For argument’s sake, the state can even get out of healthcare. Provided, the per capita GDP can afford it. But what prompted successive Governments to get out of education? When everyone agrees that education and only education is the great leveller between the classes and between the castes, this deserting has been the most mortal body blow to the Indian society. Instead, we are thinking of when to rollout the red-carpet for some of this globe’s costliest Universities. All should be welcome, provided at least 50% of all admissions, right from Kindergarten to PhD is reserved free of cost to the most deserving sections of the society.

Wrong No 5:
Land Grabs Without Compensation:

Land is not equal to money. Otherwise the most prudent investors wouldn’t have invested in land, and land alone as a priority. But even a democratic state like India has no qualms about usurping a poor man’s land. For the rich it is an investment, but for the poor it his means of livelihood and his only insurance in this uncertain world. Money can’t compensate for taking over land. Landowners should be given even better land after development. Not only that, they should be made special shareholders in any project brought up on taken over land. That single step will kill the tendency to hoard land in the name of SEZ etc, as well as facilitate fruitful projects.

Wrong No 6:
Equating FII with FDI:

From the Great Indian Experiment in stock market, one thing  is clear. The day any nation starts boasting about its FII inflows, something rotten is set in motion. Most FIIs are just traders, who bring in tsunami like money, multiply it here at the expense of domestic investors, and take it back entirely with them, leaving a huge hollow in the finances of our companies. A case in point is the huge upcoming FCCB redemptions facing many listed companies, who took hybrid equity-convertible loans at high valuations. FII money is not foreign direct investment. If the nation wants to put FII money to good use, let them come in with a lock-in, or let them come through the GDR route. This country has had enough of anonymous P-Notes.

Wrong No 7:
Facilitating Hoarding of Assets:

What we need is not just taxing the income. Only relying on that flawed system has resulted in this enormous hoarding of assets that we see in India. The kind of wealth locked-in unproductive assets like gold and real estate is obnoxious. What would discourage such hoarding? We need to have an annual tax on unproductive assets above a reasonable level. That will prompt the wealthy to liquidate such assets and put it to productive use by investing the same in bonds, equities, banks etc.

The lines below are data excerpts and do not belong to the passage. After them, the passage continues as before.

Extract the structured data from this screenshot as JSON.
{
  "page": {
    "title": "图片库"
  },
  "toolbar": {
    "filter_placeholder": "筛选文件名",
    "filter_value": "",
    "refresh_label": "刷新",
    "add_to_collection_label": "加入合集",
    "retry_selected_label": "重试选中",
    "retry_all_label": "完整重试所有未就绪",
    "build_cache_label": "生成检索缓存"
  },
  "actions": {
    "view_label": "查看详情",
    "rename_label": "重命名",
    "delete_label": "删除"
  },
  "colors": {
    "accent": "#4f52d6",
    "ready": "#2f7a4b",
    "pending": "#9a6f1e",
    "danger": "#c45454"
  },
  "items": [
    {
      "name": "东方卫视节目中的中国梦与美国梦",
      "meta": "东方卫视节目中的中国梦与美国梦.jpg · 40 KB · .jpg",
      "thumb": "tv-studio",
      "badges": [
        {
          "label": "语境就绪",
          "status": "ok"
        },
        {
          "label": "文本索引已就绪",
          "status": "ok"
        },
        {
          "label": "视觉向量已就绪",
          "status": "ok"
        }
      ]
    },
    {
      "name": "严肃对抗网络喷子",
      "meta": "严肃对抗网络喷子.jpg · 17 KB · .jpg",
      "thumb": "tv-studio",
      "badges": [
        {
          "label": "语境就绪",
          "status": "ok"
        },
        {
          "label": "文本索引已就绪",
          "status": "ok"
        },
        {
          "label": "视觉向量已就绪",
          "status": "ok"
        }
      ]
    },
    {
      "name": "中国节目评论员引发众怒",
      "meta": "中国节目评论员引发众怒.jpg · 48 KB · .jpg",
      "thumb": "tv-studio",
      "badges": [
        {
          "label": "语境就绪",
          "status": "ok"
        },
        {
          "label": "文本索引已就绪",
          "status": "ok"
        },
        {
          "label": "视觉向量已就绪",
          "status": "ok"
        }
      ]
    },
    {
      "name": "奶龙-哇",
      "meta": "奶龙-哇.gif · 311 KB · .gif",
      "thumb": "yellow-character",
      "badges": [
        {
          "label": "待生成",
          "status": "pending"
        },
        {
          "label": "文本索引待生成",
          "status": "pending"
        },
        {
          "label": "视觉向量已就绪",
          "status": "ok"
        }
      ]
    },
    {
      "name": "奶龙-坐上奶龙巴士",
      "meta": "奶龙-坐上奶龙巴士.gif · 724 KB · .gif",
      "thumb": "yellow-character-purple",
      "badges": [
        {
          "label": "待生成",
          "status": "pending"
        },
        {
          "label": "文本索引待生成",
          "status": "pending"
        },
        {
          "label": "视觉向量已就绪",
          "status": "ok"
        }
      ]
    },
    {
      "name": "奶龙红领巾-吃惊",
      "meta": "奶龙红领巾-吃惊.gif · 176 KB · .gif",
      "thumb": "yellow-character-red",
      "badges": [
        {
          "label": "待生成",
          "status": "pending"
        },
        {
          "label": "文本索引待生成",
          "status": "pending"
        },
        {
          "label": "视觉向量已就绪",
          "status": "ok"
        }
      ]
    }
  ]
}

What is preventing any Government from taking such commonsense steps? Just because, the middle-class and upper-class have come to dominate the policy decisions at every sphere. The fact that media is also highly biased towards its readers/viewers, who are all basically not from the lower-class, doesn’t help either. Let no one forget that the relatively well-off sections of the society don’t constitute even 35% of what is India. The key to India’s future will be in the hands of leaders who don’t forget this fundamental premise.